Ce sont les derniers vers du poëme.
Dans l'épître dédicatoire de ce poëme, tiré d'un vieux roman français, l'Alamanni avertit qu'il s'est permis d'y faire plusieurs changements. Le plus considérable est au dénoûment. Dans le roman, Danaïn est en prison d'un côté, Giron de l'autre; on les y laisse. Giron y était avec sa maîtresse; la pauvre demoiselle était grosse; elle meurt en accouchant. Elle meurt, dit le romancier français, «parce qu'elle n'avait ame qui lui aidast à supporter sa douleur.» L'Alamanni a donné avec assez d'art un dénoûment à cette action qui, comme on voit, n'en a point. Au lieu de jeter son héros dans la première prison venue, chez un chevalier discourtois, qui n'a point encore figuré dans le poëme, il le fait tomber dans les pièges de Nabon le Noir, qu'on y a déjà vu paraître, et il tire de l'orgueil même et de la méchanceté de ce Nabon une fin dont le merveilleux est analogue à celui qui règne dans tout l'ouvrage.
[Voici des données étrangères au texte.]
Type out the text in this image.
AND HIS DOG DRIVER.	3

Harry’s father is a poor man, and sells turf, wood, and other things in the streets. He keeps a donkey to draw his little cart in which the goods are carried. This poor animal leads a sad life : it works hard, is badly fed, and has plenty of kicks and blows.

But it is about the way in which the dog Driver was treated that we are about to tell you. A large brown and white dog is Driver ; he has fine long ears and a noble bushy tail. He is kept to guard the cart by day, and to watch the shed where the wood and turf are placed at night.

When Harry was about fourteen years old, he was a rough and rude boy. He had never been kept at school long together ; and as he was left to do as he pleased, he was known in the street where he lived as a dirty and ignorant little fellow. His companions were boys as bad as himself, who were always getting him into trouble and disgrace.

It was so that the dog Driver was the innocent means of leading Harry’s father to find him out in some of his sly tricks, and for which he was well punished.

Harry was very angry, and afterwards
Ce merveilleux ne consiste guère qu'en des exploits de chevalerie qui passent toute croyance, mais sans féerie, proprement dite, sans intervention d'aucune fée bien ou malfaisante; et l'on y voit toujours des choses qui n'ont une vraisemblance convenue qu'au moyen des enchantements, sans voir agir ou paraître aucun enchanteur. Le héros se monstre, d'un bout à l'autre, digne de son surnom par ses actions et par ses discours. Il tient, en quelque sorte, à tous venants, école de courtoisie; il en fait un cours complet. La générosité la plus noble respire dans tout ce qu'il dit; de sa bouche sortent, à tout moment et à tout propos, des maximes élevées qui feraient bien regretter la chevalerie errante, si chacun n'était pas libre de les professer dans son cœur et d'y conformer sa vie, sans avoir le casque en tête et la lance au poing, mais qui, par leurs retours continuels, et quelquefois par leur longueur, ont un effet que produisent souvent les choses mêmes qu'on admire. En un mot, Giron le Courtois est un poëme fort noble, fort raisonnable et généralement bien écrit, mais froid et par conséquent un peu ennuyeux; peut-être par cela même que l'auteur y a mis trop d'ordre et de raison; peut-être pourrait-on dire des poëmes romanesques, ce que Térence dit de l'amour: «Vouloir soumettre à la raison des choses qui y sont si contraires, c'est comme si l'on voulait extravaguer avec sagesse[69].»
. . . . . . . . . Incerta hæc si postules
Ratione certâ facere, nihilo plus agas
Quam si des operam ut cum ratione insanias.